Wednesday, 6 December 2023

Joint Oireachtas Committee on Disability Matters

Planning for Inclusive Communities: Discussion

Ms Una Nagle:

I will add to that in response to Deputy Tully's question and would like to add another category to the decongregation along with those in nursing homes, and the middle-aged parents, and that is complex support needs. There are many children and young adults whose families are at breaking point. It is that cohort as well. Increasingly, we find children and adults abandoned in respite facilities, so it is a combination of planning for residential and respite facilities. Families would hold on if they knew they were in the plan somewhere, but there is no plan at the moment.

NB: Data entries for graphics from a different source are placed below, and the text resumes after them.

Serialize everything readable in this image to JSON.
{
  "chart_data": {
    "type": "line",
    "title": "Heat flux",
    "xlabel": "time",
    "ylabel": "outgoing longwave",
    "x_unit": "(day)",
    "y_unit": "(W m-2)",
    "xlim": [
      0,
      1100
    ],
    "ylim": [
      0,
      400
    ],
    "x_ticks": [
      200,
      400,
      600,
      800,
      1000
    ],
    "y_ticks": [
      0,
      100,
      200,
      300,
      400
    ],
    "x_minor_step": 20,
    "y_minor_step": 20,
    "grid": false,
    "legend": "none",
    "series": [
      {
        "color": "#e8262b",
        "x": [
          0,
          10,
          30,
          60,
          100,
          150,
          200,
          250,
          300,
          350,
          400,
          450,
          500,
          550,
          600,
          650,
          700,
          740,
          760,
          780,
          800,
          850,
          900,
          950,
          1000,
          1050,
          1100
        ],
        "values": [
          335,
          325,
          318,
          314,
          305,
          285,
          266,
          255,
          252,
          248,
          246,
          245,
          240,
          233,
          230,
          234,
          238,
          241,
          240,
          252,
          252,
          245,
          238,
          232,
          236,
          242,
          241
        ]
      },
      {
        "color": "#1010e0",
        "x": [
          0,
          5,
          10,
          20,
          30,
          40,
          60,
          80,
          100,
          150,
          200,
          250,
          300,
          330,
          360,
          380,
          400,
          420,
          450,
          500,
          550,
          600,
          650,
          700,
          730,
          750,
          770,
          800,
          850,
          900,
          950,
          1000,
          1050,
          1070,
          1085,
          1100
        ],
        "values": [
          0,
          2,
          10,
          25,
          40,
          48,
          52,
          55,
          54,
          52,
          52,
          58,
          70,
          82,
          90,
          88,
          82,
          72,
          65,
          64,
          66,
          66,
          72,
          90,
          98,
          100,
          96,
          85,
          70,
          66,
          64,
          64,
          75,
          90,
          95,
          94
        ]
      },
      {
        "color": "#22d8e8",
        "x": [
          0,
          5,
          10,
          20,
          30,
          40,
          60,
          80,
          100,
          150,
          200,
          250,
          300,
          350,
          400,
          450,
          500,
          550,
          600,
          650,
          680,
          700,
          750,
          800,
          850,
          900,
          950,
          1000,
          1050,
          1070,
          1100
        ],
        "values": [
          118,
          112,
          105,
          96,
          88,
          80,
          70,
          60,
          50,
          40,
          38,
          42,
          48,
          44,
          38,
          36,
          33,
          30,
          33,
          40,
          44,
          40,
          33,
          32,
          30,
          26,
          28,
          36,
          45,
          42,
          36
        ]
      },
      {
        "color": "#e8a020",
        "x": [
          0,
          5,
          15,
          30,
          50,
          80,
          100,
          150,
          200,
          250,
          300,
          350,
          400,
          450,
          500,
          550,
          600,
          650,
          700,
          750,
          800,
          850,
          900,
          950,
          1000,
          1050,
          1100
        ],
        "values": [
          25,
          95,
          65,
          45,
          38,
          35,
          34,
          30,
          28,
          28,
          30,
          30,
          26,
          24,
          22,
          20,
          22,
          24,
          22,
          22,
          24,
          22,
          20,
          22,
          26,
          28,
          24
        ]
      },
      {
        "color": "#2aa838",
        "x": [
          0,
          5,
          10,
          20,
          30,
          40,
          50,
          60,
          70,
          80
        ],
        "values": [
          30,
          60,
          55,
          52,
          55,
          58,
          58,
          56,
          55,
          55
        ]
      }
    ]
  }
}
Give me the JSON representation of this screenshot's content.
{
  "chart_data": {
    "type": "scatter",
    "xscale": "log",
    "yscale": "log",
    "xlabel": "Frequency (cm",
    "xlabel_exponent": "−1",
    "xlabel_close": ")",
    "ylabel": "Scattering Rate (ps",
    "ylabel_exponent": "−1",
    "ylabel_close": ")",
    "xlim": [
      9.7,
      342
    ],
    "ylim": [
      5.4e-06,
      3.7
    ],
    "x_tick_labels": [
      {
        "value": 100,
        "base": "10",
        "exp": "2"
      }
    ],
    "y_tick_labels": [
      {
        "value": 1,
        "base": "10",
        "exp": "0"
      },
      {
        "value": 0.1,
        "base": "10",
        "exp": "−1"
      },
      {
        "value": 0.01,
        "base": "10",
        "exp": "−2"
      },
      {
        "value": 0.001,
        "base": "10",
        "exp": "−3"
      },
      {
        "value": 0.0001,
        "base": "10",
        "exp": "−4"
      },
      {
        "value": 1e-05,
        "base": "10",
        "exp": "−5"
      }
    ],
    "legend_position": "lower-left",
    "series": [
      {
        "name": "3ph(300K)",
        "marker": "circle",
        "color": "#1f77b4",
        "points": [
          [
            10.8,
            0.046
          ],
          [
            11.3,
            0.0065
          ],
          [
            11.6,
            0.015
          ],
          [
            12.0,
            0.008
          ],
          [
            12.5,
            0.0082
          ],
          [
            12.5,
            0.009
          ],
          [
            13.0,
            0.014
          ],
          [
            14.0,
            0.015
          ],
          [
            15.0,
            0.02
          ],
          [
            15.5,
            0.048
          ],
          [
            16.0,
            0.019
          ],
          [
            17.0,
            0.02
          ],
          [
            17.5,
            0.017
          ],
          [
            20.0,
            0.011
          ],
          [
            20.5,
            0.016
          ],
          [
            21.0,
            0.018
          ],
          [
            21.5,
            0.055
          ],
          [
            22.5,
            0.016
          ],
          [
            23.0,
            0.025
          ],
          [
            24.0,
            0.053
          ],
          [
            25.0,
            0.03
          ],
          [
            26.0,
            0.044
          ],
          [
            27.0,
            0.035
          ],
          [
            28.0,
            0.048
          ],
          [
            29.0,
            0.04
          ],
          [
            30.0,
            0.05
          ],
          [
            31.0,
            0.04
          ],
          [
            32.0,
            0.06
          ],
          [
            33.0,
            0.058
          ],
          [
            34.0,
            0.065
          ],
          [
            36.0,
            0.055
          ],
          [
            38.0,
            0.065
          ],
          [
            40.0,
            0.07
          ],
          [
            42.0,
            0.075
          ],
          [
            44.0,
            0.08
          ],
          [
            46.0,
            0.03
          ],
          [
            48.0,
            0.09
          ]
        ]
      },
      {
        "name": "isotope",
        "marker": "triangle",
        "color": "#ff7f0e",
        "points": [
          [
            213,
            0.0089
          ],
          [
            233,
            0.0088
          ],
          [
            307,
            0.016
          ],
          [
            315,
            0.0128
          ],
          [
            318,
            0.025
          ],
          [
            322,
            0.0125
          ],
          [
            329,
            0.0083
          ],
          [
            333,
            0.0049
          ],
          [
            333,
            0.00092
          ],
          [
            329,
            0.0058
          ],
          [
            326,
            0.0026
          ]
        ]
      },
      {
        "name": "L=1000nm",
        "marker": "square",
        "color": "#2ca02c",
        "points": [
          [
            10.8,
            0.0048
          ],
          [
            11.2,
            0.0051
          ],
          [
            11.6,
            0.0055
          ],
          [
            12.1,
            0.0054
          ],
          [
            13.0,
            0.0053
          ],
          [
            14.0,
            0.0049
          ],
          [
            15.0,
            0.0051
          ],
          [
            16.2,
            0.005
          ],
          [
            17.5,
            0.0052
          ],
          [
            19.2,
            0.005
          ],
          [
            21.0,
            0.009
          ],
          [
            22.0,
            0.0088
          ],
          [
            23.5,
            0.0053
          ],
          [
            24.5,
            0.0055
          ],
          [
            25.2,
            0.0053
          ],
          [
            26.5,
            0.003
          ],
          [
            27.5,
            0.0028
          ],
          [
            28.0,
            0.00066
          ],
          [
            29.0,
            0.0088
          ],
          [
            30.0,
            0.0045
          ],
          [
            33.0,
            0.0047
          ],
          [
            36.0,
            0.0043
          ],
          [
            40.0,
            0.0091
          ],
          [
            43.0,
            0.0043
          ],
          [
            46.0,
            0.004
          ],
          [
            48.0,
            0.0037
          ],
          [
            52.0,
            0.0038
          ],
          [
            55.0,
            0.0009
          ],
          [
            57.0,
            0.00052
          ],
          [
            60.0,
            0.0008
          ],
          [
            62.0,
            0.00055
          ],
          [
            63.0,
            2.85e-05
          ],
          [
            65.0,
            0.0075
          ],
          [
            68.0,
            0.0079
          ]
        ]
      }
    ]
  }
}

In the southern region, as a federation we got together ourselves and started to develop a plan in the hope it might be looked at for multi-annual planning. Perhaps something similar could be done around the country because we know who we are planning for and their needs. There will always be an emergency situation we could not predict, but we would have captured 80% of them, I would imagine, as regards their needs going forward. We need to keep families together. It is part of our constitution. We find that families are breaking up because of the pressures, so we need to take it from the grassroots up, keep the family together and increase the respite. We do not have a capital stream for respite developments. There is probably a two-year lead-in time to develop a facility. There are different ranges of that as well. Home sharing has worked very well for a lot of children and adults, but for the more complex individuals we are looking at residential respite to give families a clean break.